Einen dazu passenden erfolgversprechenden Lösungsansatz zeigte Prof. Dr. Meinrad Armbruster vom Magdeburger Ausbildungsinstitut für Psychotherapeutische Psychologie in seinem Vortrag mit der Vorstellung des Magdeburger Empowerment-Programms ELTERN-AG auf, das besonders für sozial benachteiligte Eltern mit Kindern im Vorschulbereich ent-wickelt worden ist. Dieses Programm ermutigt Eltern, ihre Ressourcen wahrzunehmen und einzusetzen, ihr Selbstbewusstsein zu stärken und so Selbstwirksamkeit in der Erziehung und im Umgang mit pädagogischen und psychosozialen Facheinrichtungen zu erleben.

In seinem Abschlussvortrag zur Resilienzförderung gab Prof. Dr. Michael Klein, Leiter des Deutschen Instituts für Sucht- und Präventionsforschung in Köln, den wichtigen Hinweis, dass die bei Familien und Eltern für die Kinder vorhandenen Schutzfaktoren „realistisch“ einzuschätzen und entsprechend zu fördern seien. „Die Evidenz, dass eine Ausweitung des Hilfesystems auf die den Suchtkranken umgebende Familie geschehen muss, ist so deutlich, dass das Verharren in ausschließlich individuumsorientierten Konzepten einen gesundheits- und versorgungspolitischen ,Kurzschluss’ darstellt“, betont Klein in seinem Resümee.

Auch als Signal auf die fachlichen Forderungen und begleitend zur Fachtagung hat der GVS nun das Internetportal www.eltern-sucht.deveröffentlicht. Insbesondere mit einem Blog-Angebot bietet es Informationen und Vernetzung für Betroffene und Fachkräfte.
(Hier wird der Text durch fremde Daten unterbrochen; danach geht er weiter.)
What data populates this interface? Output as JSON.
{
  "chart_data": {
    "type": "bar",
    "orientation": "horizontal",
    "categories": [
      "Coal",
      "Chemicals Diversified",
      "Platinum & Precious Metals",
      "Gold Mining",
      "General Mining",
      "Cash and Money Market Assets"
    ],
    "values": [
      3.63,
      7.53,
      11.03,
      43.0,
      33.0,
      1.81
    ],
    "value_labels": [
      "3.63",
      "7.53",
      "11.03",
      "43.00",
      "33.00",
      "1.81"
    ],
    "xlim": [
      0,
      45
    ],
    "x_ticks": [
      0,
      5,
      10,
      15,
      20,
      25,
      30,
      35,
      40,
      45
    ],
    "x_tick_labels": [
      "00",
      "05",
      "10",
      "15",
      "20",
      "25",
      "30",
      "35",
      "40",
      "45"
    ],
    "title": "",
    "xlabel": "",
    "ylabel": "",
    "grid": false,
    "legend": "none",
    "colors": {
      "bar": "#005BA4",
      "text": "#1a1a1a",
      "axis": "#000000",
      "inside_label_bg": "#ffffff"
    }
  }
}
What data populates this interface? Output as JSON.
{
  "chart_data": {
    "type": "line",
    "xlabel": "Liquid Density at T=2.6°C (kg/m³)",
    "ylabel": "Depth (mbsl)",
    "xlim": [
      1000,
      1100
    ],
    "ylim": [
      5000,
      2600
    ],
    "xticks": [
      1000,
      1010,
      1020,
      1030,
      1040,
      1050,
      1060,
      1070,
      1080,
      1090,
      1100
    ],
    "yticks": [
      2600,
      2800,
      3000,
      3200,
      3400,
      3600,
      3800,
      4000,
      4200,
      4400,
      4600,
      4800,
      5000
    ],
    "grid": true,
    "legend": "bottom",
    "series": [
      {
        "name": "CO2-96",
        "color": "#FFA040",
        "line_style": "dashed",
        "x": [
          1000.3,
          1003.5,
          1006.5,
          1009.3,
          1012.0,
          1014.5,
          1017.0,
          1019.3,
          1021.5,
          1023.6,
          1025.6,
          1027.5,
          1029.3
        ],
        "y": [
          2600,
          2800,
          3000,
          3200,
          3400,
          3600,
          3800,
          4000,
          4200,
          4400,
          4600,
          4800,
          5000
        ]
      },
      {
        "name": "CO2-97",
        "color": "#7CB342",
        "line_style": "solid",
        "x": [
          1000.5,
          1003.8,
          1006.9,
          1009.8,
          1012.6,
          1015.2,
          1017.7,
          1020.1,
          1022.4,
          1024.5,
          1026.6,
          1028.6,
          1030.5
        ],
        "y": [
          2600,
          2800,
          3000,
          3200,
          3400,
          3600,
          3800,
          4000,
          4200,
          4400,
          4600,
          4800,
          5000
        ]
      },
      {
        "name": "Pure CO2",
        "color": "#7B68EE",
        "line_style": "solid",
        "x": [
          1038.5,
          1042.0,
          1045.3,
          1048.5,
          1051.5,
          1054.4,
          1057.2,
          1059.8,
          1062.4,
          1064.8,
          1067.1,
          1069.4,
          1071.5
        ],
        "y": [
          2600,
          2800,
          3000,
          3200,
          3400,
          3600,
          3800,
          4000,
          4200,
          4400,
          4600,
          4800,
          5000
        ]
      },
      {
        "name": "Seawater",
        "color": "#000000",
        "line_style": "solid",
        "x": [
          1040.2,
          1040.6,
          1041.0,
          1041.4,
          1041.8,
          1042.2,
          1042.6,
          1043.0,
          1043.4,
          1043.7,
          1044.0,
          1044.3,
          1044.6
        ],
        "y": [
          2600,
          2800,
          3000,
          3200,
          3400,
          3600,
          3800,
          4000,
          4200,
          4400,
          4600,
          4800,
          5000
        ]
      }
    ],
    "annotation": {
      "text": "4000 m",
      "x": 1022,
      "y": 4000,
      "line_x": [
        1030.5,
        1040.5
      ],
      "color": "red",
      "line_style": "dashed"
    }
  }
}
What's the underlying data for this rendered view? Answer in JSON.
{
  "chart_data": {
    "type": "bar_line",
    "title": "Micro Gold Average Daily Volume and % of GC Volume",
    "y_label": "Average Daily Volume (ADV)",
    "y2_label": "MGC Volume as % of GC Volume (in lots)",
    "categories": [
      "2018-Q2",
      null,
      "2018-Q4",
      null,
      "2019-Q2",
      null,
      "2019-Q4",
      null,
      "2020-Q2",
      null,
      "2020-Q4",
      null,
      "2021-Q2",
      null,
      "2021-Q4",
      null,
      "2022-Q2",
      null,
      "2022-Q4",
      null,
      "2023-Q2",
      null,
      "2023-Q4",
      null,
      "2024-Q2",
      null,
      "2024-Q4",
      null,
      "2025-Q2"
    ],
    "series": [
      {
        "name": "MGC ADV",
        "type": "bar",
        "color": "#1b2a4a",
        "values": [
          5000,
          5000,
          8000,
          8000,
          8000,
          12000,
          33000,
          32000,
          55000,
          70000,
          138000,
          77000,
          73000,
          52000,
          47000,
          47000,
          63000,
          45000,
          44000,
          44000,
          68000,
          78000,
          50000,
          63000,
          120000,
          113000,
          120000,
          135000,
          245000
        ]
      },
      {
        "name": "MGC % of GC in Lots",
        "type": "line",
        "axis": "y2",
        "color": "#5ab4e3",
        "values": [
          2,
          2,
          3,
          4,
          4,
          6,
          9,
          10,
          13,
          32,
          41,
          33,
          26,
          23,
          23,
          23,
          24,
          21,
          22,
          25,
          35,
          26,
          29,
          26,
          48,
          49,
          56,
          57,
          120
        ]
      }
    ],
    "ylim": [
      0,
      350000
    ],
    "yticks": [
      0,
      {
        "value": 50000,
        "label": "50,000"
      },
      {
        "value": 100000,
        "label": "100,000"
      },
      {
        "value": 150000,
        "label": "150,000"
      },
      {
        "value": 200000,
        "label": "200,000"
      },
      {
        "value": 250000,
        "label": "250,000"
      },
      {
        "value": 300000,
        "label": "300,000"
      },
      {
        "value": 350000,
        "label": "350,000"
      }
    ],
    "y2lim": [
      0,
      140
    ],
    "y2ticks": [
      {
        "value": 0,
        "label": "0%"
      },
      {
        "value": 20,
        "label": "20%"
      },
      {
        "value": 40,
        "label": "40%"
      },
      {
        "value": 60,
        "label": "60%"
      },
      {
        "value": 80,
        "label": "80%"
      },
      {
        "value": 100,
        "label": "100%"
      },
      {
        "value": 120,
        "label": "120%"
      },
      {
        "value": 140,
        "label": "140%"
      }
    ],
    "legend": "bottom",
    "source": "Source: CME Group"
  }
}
Beide Zielgruppen haben die Möglichkeit, sich mit ihren Erfahrungen, Positionen, Fragen und Problemstellungen in Form von Kommentaren und eigenen Beiträgen zu beteiligen.

Die Zusammenarbeit von Jugendhilfe und Suchthilfe ist zum Wohl der Kinder!

Kinder von Eltern mit Suchtstörungen sind in ihrer Entwicklung einer deutlich erhöhten Belastung ausgesetzt. Auch die traurigen Ereignisse in Bremen (Kevin, 2006) und Chantal (Hamburg, 2012) sowie die in der Folge nach der Entnahme von Haarproben in Bremen gefundenen Substanzreste bei Kleinkindern von sich in einer Substitutionstherapie befindlichen drogenabhängigen Eltern machen nur allzu deutlich: Hier müssen alle Beteiligten in einer helfenden Gesellschaft eng zusammen arbeiten! Auch die Bundesdrogenbeauftragte mahnte hier eine neue Handlungskultur an, denn „wir dürfen substituierte Eltern nicht unter einen Generalverdacht stellen, dass sie nicht willens und in der Lage seien, für das Wohlergehen ihrer Kinder zu sorgen. Gerade diese Familien brauchen Informationen, Hilfe, Unterstützung und Begleitung von Sucht- und Jugendhilfe! Auf der anderen Seite muss selbstverständlich unbedingt ausgeschlossen werden, dass Kinder an Drogen und Substitutionsmittel ihrer Eltern gelangen.“

Der GVS setzt sich daher mit einem aktuell herausgegebenen Positionspapier dafür ein, dass Minimal-Standards in der Handlungspraxis der Substitutionstherapie flächendeckend umgesetzt werden. Im Interesse der Kinder aus suchtbelasteten Familien, insbesondere bei Substitutionsbehandlungen, beschreiben diese Standards angemessene Rahmenbedingungen und deren Überprüfungen. Das Positionspapier können Sie unter www.sucht.org oder direkt über den GVS beziehen.